CUARTO.- en cuanto al recurso interpuesto por don Augusto sostiene error en la apreciación de la prueba , comparte la Sala el criterio de la juez ad quo de que existe prueba indiciaria bastante para entender enervada la presunción de inocencia del acusado. En primer lugar , que en su domicilio se encuentra por las Fuerzas y Cuerpos de Seguridad del Estado determinados efectos , instrumentos o herramientas previamente sustraídas a las personas que declararon como testigos. Trata , el acusado , de dar una explicación a la presencia de estos objetos afirmando que no eran suyos , que los guardaba a Luis , aunque realmente Luis no había acudido a recuperar tales objetos. El otro coacusado en su declaración , previa en instrucción, afirmaba que vendió estos objetos a Augusto a quien implica en el hecho de conocer la procedencia ilícita de los objetos.

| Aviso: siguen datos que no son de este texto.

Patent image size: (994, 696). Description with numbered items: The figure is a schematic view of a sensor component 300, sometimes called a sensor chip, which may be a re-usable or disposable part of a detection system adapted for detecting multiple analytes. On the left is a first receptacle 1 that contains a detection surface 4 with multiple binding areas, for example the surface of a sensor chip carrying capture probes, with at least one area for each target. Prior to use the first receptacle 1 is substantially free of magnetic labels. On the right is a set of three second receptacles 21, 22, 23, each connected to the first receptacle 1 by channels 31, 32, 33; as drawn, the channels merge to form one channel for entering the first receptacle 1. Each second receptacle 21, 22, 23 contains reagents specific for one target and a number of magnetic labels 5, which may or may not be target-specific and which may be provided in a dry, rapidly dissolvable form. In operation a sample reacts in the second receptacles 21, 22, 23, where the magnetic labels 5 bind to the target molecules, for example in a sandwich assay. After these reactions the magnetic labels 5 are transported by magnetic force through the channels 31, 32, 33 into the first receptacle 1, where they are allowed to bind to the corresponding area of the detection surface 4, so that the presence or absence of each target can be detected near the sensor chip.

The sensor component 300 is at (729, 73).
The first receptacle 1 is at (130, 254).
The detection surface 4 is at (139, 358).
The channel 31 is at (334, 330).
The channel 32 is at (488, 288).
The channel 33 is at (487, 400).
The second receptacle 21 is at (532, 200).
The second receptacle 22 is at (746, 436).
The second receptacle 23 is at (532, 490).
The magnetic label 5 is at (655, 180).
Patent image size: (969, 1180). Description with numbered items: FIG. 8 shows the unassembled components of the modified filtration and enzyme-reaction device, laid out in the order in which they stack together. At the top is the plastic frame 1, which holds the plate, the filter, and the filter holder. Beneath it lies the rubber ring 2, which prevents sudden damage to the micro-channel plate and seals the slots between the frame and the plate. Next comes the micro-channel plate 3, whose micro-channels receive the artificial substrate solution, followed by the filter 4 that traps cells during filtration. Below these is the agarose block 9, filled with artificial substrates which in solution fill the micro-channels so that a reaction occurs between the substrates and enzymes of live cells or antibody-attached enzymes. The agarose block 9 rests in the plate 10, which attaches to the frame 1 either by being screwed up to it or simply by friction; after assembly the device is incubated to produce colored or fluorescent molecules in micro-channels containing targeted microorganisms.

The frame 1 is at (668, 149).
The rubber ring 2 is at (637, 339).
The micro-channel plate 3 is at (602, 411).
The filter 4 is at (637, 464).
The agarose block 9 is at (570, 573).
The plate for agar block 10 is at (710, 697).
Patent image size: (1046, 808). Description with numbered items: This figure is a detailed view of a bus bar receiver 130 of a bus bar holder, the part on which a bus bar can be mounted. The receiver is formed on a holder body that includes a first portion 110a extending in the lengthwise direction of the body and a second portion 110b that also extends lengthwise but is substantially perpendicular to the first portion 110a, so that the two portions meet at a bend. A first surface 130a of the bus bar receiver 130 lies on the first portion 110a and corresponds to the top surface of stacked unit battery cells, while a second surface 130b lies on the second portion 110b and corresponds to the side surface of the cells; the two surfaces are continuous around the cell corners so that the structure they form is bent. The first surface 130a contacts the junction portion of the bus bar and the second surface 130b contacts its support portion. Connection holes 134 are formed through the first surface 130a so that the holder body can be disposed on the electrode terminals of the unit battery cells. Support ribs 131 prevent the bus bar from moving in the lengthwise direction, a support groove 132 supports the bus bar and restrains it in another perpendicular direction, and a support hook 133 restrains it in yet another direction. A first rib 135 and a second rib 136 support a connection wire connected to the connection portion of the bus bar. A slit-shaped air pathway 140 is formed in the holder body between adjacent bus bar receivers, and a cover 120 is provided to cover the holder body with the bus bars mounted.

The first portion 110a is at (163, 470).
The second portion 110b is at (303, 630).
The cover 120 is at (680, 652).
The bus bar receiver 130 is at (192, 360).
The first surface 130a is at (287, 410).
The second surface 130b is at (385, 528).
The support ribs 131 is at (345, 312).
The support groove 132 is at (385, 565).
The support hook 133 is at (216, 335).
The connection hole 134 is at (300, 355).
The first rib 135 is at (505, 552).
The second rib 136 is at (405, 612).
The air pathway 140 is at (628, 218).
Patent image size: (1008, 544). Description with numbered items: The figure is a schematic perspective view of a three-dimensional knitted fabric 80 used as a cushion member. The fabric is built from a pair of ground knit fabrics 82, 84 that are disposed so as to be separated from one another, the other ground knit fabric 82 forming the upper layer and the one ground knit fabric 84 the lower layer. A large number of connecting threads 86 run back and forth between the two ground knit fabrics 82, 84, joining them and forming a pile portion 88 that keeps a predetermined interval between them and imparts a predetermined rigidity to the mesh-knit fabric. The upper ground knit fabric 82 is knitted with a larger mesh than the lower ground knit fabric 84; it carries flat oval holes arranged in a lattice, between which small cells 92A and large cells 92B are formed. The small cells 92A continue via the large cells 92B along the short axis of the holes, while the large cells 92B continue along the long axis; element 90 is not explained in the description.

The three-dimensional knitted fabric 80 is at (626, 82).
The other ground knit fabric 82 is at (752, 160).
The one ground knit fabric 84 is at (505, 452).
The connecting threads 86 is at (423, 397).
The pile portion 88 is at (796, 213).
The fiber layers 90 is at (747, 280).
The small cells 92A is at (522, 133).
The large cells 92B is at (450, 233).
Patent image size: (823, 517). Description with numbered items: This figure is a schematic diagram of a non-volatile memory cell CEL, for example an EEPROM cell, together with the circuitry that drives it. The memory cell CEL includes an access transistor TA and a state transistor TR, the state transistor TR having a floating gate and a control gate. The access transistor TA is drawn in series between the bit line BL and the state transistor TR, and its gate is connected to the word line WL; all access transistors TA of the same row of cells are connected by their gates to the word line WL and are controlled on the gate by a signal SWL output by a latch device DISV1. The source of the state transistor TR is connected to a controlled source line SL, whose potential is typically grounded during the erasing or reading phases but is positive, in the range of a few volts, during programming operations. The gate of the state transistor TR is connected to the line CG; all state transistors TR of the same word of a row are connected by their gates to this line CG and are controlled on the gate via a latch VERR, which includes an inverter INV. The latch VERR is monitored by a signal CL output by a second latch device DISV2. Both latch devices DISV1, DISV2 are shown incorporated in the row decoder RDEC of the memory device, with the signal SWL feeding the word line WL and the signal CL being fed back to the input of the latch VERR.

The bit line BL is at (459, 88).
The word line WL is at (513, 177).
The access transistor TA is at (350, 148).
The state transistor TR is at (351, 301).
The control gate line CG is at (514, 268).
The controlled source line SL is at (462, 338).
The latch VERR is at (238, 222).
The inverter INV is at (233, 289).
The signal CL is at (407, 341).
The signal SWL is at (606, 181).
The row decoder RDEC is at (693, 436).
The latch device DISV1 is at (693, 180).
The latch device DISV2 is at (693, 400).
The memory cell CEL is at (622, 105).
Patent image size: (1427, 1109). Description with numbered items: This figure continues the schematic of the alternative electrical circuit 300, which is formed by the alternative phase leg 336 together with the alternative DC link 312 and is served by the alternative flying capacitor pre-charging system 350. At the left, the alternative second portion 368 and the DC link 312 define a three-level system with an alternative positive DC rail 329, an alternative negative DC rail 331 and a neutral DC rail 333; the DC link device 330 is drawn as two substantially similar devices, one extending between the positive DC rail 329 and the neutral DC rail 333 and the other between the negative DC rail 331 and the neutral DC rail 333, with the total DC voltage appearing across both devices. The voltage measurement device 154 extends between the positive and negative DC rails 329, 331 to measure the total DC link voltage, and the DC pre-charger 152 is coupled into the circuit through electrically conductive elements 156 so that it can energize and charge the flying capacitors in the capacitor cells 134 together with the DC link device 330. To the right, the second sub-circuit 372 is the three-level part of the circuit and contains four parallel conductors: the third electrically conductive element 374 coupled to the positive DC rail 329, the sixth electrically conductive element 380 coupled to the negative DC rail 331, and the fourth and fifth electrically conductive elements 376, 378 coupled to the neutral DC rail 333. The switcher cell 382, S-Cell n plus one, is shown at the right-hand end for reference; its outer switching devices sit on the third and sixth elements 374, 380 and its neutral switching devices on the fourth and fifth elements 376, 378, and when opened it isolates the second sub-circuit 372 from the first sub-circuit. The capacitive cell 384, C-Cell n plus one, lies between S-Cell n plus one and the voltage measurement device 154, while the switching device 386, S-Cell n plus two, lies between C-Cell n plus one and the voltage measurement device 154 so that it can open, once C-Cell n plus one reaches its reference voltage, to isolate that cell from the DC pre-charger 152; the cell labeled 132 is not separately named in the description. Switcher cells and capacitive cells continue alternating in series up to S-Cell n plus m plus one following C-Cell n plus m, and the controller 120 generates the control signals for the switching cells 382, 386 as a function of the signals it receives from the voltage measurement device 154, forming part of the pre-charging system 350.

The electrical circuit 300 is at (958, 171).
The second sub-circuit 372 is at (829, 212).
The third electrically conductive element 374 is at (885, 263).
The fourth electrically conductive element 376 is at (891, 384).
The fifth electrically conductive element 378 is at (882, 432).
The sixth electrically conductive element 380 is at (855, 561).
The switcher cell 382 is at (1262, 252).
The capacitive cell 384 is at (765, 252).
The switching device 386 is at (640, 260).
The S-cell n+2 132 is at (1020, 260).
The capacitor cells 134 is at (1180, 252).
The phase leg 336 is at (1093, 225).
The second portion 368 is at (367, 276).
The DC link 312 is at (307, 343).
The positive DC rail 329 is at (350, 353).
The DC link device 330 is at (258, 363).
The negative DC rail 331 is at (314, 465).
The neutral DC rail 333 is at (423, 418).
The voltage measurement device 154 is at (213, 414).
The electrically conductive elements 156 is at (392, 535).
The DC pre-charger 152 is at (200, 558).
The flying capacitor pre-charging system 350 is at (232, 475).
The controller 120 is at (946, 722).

Naturalmente que Augusto niega esta circunstancias , pero el coacusado no , lo declara y debe reputarse válida su declaración , por el indicio concurrente de la aparición de los objetos referidos en el domicilio del ahora recurrente. Dice ahora el recurrente que los objetos no tienen características propias que permitan identificarlos como exclusivos. Sí , pero los tenía en su poder y sabía que no eran de procedencia lícita , hasta el punto que él mismo se ofrece a entregarlos a la Guardia Civil. Por qué no defiende su titularidad o propiedad de los mismos.
No se puede predicar error en la valoración de la prueba de la sentencia de instancia , la cual está debidamente fundamentada , en correcta aplicación de la doctrina de prueba indiciaria del Tribunal Supremo , correctamente expuesta y aplicada por la juez ad quo , dando por reproducidos esta Sala tales razonamientos por acertados.
QUINTO.- Es por todo ello que procede la desestimación de ambos recursos y confirmación de la resolución recurrida con expresa condena del recurrente a las costas causadas en esta alzada.
Vistos los artículos citados y demás de general aplicación .
Fallo
: que DESESTIMAMOS el recurso de apelación interpuesto contra la sentencia de 21 de enero de 2006 dictada por el Juzgado de lo Penal número 5 de Las Palmas , la cual se confirma en su integridad con expresa condena del recurrente al pago de las costas procesales causadas.
Devuélvanse los autos originales al Juzgado de procedencia con testimonio de esta resolución para su notificación, ejecución y cumplimiento.
Así por esta nuestra Sentencia lo pronunciamos, mandamos y firmamos.